Similar to Dectin-1, DC-SIGN/CD209 signaling has been shown to activate Raf-1-mediated NF-kappa B phosphorylation, but how this receptor initiates intracellular signaling is not clear. Both Src family kinases and p21-activated kinases (PAKs) phosphorylate Raf-1 downstream of DC-SIGN/CD209, but the intracellular signaling molecules that sense DC-SIGN activation and promote Raf-1 phosphorylation by Src and PAKs are not known. DC-SIGN/CD209 signaling is further complicated by the observation that this receptor can activate different signaling pathways depending on the pathogen that it detects and this can alter the outcome of the immune response. Both DC-SIGN/CD209 and BDCA-2 modulate Toll-like receptor (TLR) signaling, although this seems to occur through two different pathways as BDCA-2 has not been shown to signal through Raf-1. Instead, BDCA-2 associates with FcR gamma and recruits SYK, which then signals through a complex consisting of PLC-gamma 2, B cell linker (BLNK), and Bruton’s tyrosine kinase (BTK) to promote Ca2+ mobilization. Mobilization of Ca2+ may negatively regulate TLR signaling through activation of Calcineurin phosphatase, which inhibits the TLR adaptor protein MyD88.

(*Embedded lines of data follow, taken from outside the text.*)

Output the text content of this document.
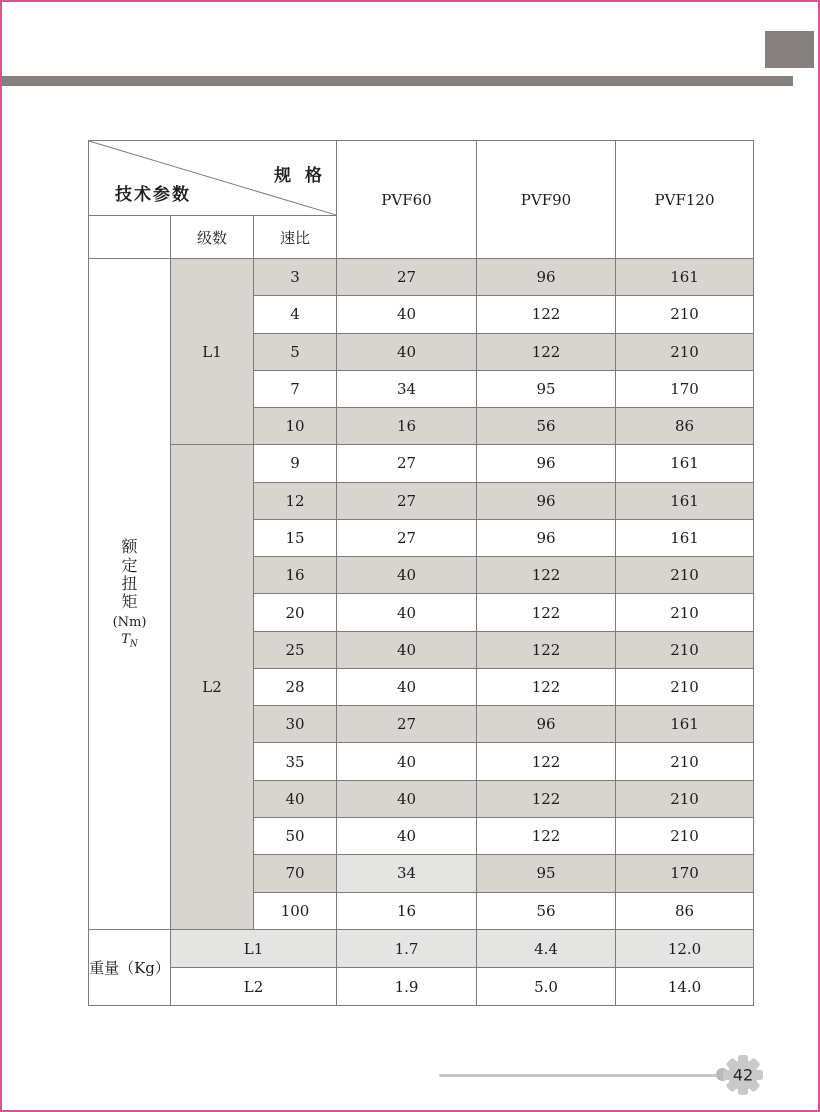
规 格
技术参数			PVF60	PVF90	PVF120
	级数	速比			

额
定
扭
矩
(Nm)
$T_N$
	L1	3	27	96	161
		4	40	122	210
		5	40	122	210
		7	34	95	170
		10	16	56	86
	L2	9	27	96	161
		12	27	96	161
		15	27	96	161
		16	40	122	210
		20	40	122	210
		25	40	122	210
		28	40	122	210
		30	27	96	161
		35	40	122	210
		40	40	122	210
		50	40	122	210
		70	34	95	170
		100	16	56	86
重量（Kg）	L1		1.7	4.4	12.0
	L2		1.9	5.0	14.0
42
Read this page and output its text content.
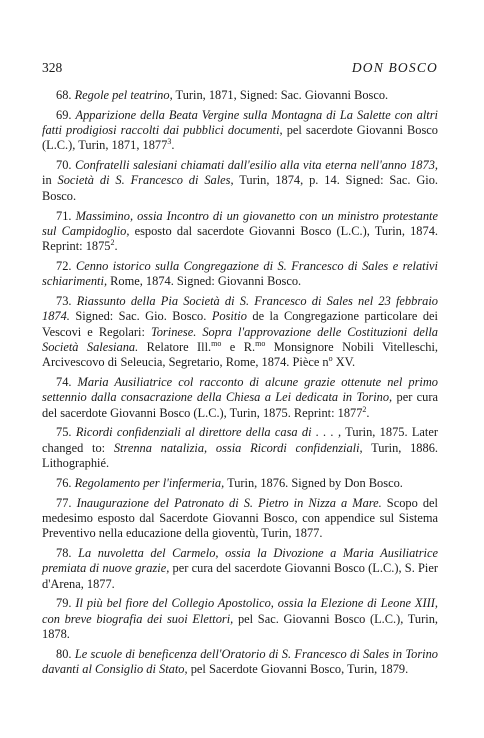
328	DON BOSCO

68. Regole pel teatrino, Turin, 1871, Signed: Sac. Giovanni Bosco.

69. Apparizione della Beata Vergine sulla Montagna di La Salette con altri fatti prodigiosi raccolti dai pubblici documenti, pel sacerdote Giovanni Bosco (L.C.), Turin, 1871, 1877$^3$.

70. Confratelli salesiani chiamati dall'esilio alla vita eterna nell'anno 1873, in Società di S. Francesco di Sales, Turin, 1874, p. 14. Signed: Sac. Gio. Bosco.

71. Massimino, ossia Incontro di un giovanetto con un ministro protestante sul Campidoglio, esposto dal sacerdote Giovanni Bosco (L.C.), Turin, 1874. Reprint: 1875$^2$.

72. Cenno istorico sulla Congregazione di S. Francesco di Sales e relativi schiarimenti, Rome, 1874. Signed: Giovanni Bosco.

73. Riassunto della Pia Società di S. Francesco di Sales nel 23 febbraio 1874. Signed: Sac. Gio. Bosco. Positio de la Congregazione particolare dei Vescovi e Regolari: Torinese. Sopra l'approvazione delle Costituzioni della Società Salesiana. Relatore Ill.$^{mo}$ e R.$^{mo}$ Monsignore Nobili Vitelleschi, Arcivescovo di Seleucia, Segretario, Rome, 1874. Pièce $n^o$ XV.

74. Maria Ausiliatrice col racconto di alcune grazie ottenute nel primo settennio dalla consacrazione della Chiesa a Lei dedicata in Torino, per cura del sacerdote Giovanni Bosco (L.C.), Turin, 1875. Reprint: 1877$^2$.

75. Ricordi confidenziali al direttore della casa di . . . , Turin, 1875. Later changed to: Strenna natalizia, ossia Ricordi confidenziali, Turin, 1886. Lithographié.

76. Regolamento per l'infermeria, Turin, 1876. Signed by Don Bosco.

77. Inaugurazione del Patronato di S. Pietro in Nizza a Mare. Scopo del medesimo esposto dal Sacerdote Giovanni Bosco, con appendice sul Sistema Preventivo nella educazione della gioventù, Turin, 1877.

78. La nuvoletta del Carmelo, ossia la Divozione a Maria Ausiliatrice premiata di nuove grazie, per cura del sacerdote Giovanni Bosco (L.C.), S. Pier d'Arena, 1877.

79. Il più bel fiore del Collegio Apostolico, ossia la Elezione di Leone XIII, con breve biografia dei suoi Elettori, pel Sac. Giovanni Bosco (L.C.), Turin, 1878.

80. Le scuole di beneficenza dell'Oratorio di S. Francesco di Sales in Torino davanti al Consiglio di Stato, pel Sacerdote Giovanni Bosco, Turin, 1879.
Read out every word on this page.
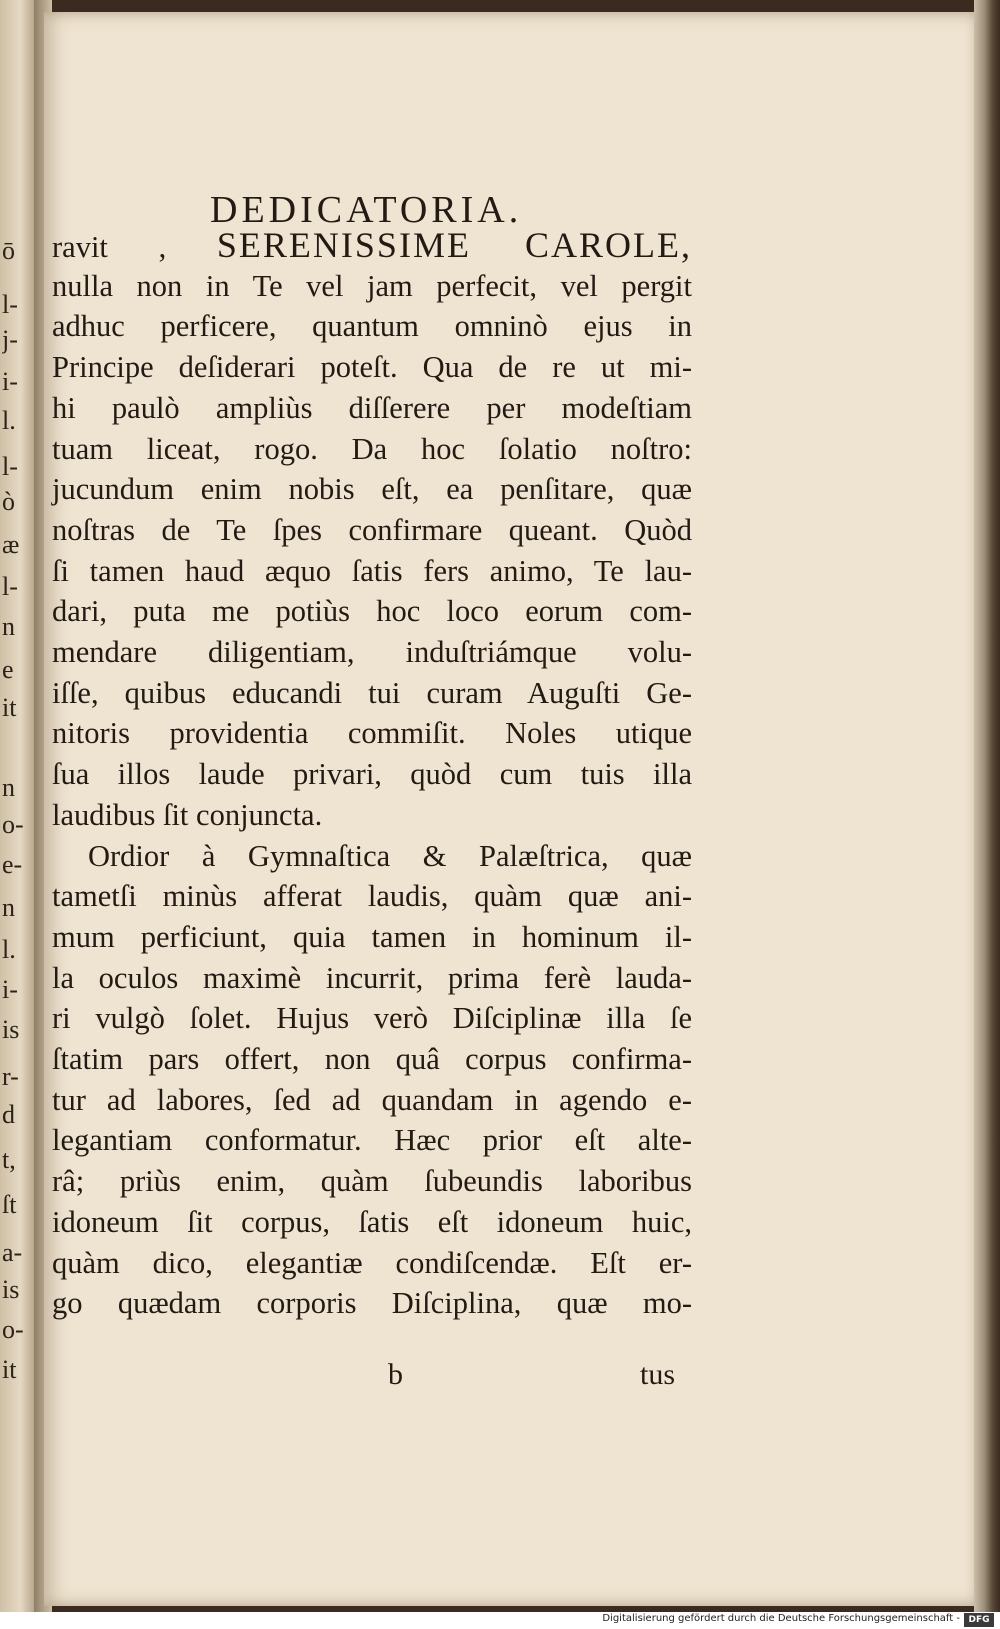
ō
l-
j-
i-
l.
l-
ò
æ
l-
n
e
it
n
o-
e-
n
l.
i-
is
r-
d
t,
ſt
a-
is
o-
it
DEDICATORIA.
ravit , SERENISSIME CAROLE,
nulla non in Te vel jam perfecit, vel pergit
adhuc perficere, quantum omninò ejus in
Principe deſiderari poteſt. Qua de re ut mi-
hi paulò ampliùs diſſerere per modeſtiam
tuam liceat, rogo. Da hoc ſolatio noſtro:
jucundum enim nobis eſt, ea penſitare, quæ
noſtras de Te ſpes confirmare queant. Quòd
ſi tamen haud æquo ſatis fers animo, Te lau-
dari, puta me potiùs hoc loco eorum com-
mendare diligentiam, induſtriámque volu-
iſſe, quibus educandi tui curam Auguſti Ge-
nitoris providentia commiſit. Noles utique
ſua illos laude privari, quòd cum tuis illa
laudibus ſit conjuncta.
Ordior à Gymnaſtica & Palæſtrica, quæ
tametſi minùs afferat laudis, quàm quæ ani-
mum perficiunt, quia tamen in hominum il-
la oculos maximè incurrit, prima ferè lauda-
ri vulgò ſolet. Hujus verò Diſciplinæ illa ſe
ſtatim pars offert, non quâ corpus confirma-
tur ad labores, ſed ad quandam in agendo e-
legantiam conformatur. Hæc prior eſt alte-
râ; priùs enim, quàm ſubeundis laboribus
idoneum ſit corpus, ſatis eſt idoneum huic,
quàm dico, elegantiæ condiſcendæ. Eſt er-
go quædam corporis Diſciplina, quæ mo-
b	tus
Digitalisierung gefördert durch die Deutsche Forschungsgemeinschaft - DFG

In contrast to the ITAM-containing receptors, DCIR/CLEC4A, MICL/CLEC12A, and CLEC12B contain an immunoreceptor tyrosine-based inhibitory motif (ITIM) in their cytoplasmic domains. Following activation, this domain in DCIR/CLEC4A or MICL/CLEC12A recruits the SHP-1 or SHP-2 phosphatases and inhibits TLR8 or TLR9 signaling through an undefined mechanism. Less is known about the ligand specificity and downstream signaling pathways activated by other members of the Dectin-1 and Dectin-2 subfamilies. Since these receptors are important for both anti-fungal immunity and for the recognition of endogenous ligands, further investigation of the signaling pathways and the biological effects that they promote is necessary.